Jetzt wird’s ernst: Ex-Kanzler Sebastian Kurz investiert erstmals in eine Almgemeinde. Konkret geht es um eine Jausenstation mit Übernachtungsmöglichkeiten mitten in Alpen, in Hüttschlag.

Viel tut sich dort für gewöhnlich nicht. „Wir sind eine beschauliche Gemeinde, klein, aber dann doch mit einem netten Tourismusangebot“, sagt Heinrich Aichhorn, Amtsleiter der Gemeinde im Gespräch mit der Kleinen Zeitung. Dass Sebastian Kurz nun im 900-Einwohner-Ort investiert, sei derzeit noch kein großes Thema im malerischen Bergdorf im Salzburger Pongau. Aichhorn verweist auf den Bürgermeister, der aber am heutigen Mittwoch nicht für ein Gespräch zur Verfügung steht.

Idyllisches Bergdorf zieht Sebastian Kurz an

Die Szenerie in Hüttschlag lässt sich doch trotzdem gut beschreiben: majestätische Gipfel, saftige Wiesen, urige Berghütten und klare Gebirgsbäche. Es ist ein fast klischeehafter Ort, der wohl Sinnbild für die Außenwirkung von Österreich in anderen Ländern sein könnte. Perfekt übrigens für Wanderer, Naturliebhaber, die die Ruhe suchen – in einem Rückzugsort in den Bergen.

Vielleicht kommt das Investment von Sebastian Kurz gerade aufgrund der Idylle nicht ganz überraschend. So berichtet Aichhorn, dass der ehemalige Bundeskanzler bereits selbst mehrmals in der Gemeinde war. „Er hat hier immer wieder Erholungsurlaube verbracht“, erzählt der Gemeindebedienstete. Abgeschieden von der großen touristischen Welt wäre es in Hüttschlag noch ruhig. Skilifte gibt es im Ort keine, dafür ist die Lage in den Alpen ideal für Tourenskigeher.

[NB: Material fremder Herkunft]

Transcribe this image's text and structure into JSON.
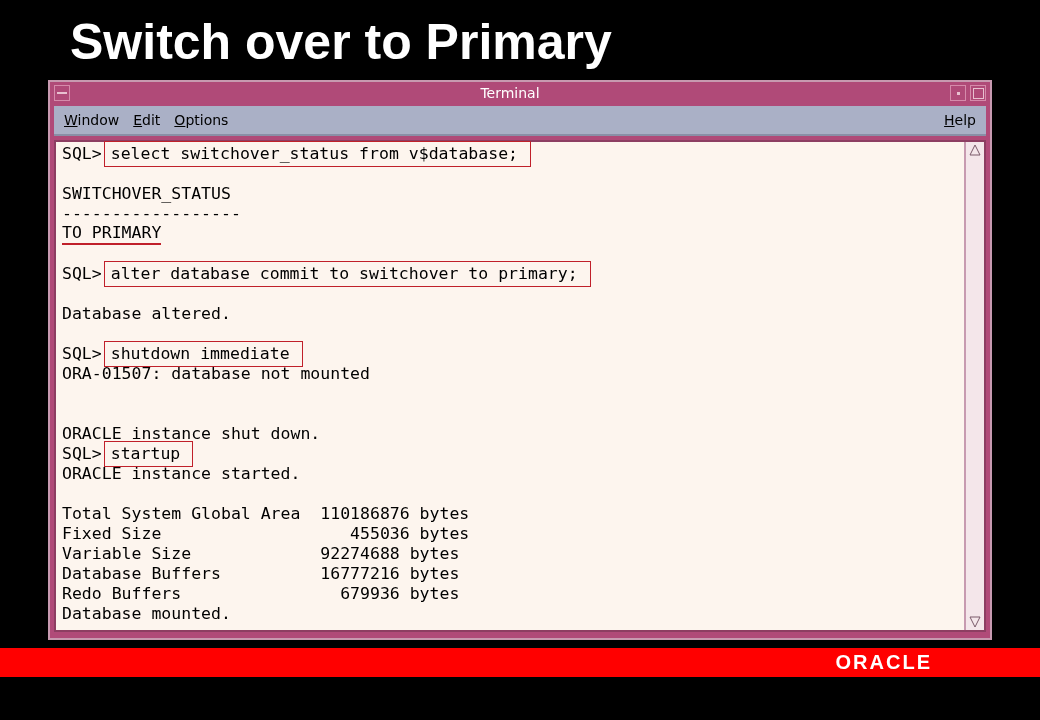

Bis zu 50.000 Nächtigungen – und jetzt kommt Sebastian Kurz

Bis zu 50.000 Nächtigungen hat die Gemeinde im Jahr. Winter- sowie Sommertouristen zieht der Ort an. Die Berghütten, die früher ausschließlich für die Viehwirtschaft gedacht wurden, werden mittlerweile vermehrt touristisch genutzt.

Die großen Luxus-Hotels sucht man hier jedoch vergeblich. „Wir haben beschauliche und gemütliche Unterkünfte, auch etwas Hochpreisigeres, aber nicht den ganz großen Luxus“, sagt Aichhorn.

Sebastian Kurz plant offenbar kein neues Luxus-Ressort

Den will auch Sebastian Kurz offenbar nicht in die Gemeinde bringen. Im malerischen Talschluss ist er über eine Gesellschaft ab sofort Miteigentümer einer vormaligen Jausenstation mit Bauernladen und Zimmern. Die Vorbesitzerin bestätigt den Verkauf der Immobilie, sie habe bisher nicht mit Kurz, sondern ausschließlich mit seinem Partner zu tun gehabt. Den Namen seines Mitgesellschafters hat der Alt-Kanzler bisher nicht genannt.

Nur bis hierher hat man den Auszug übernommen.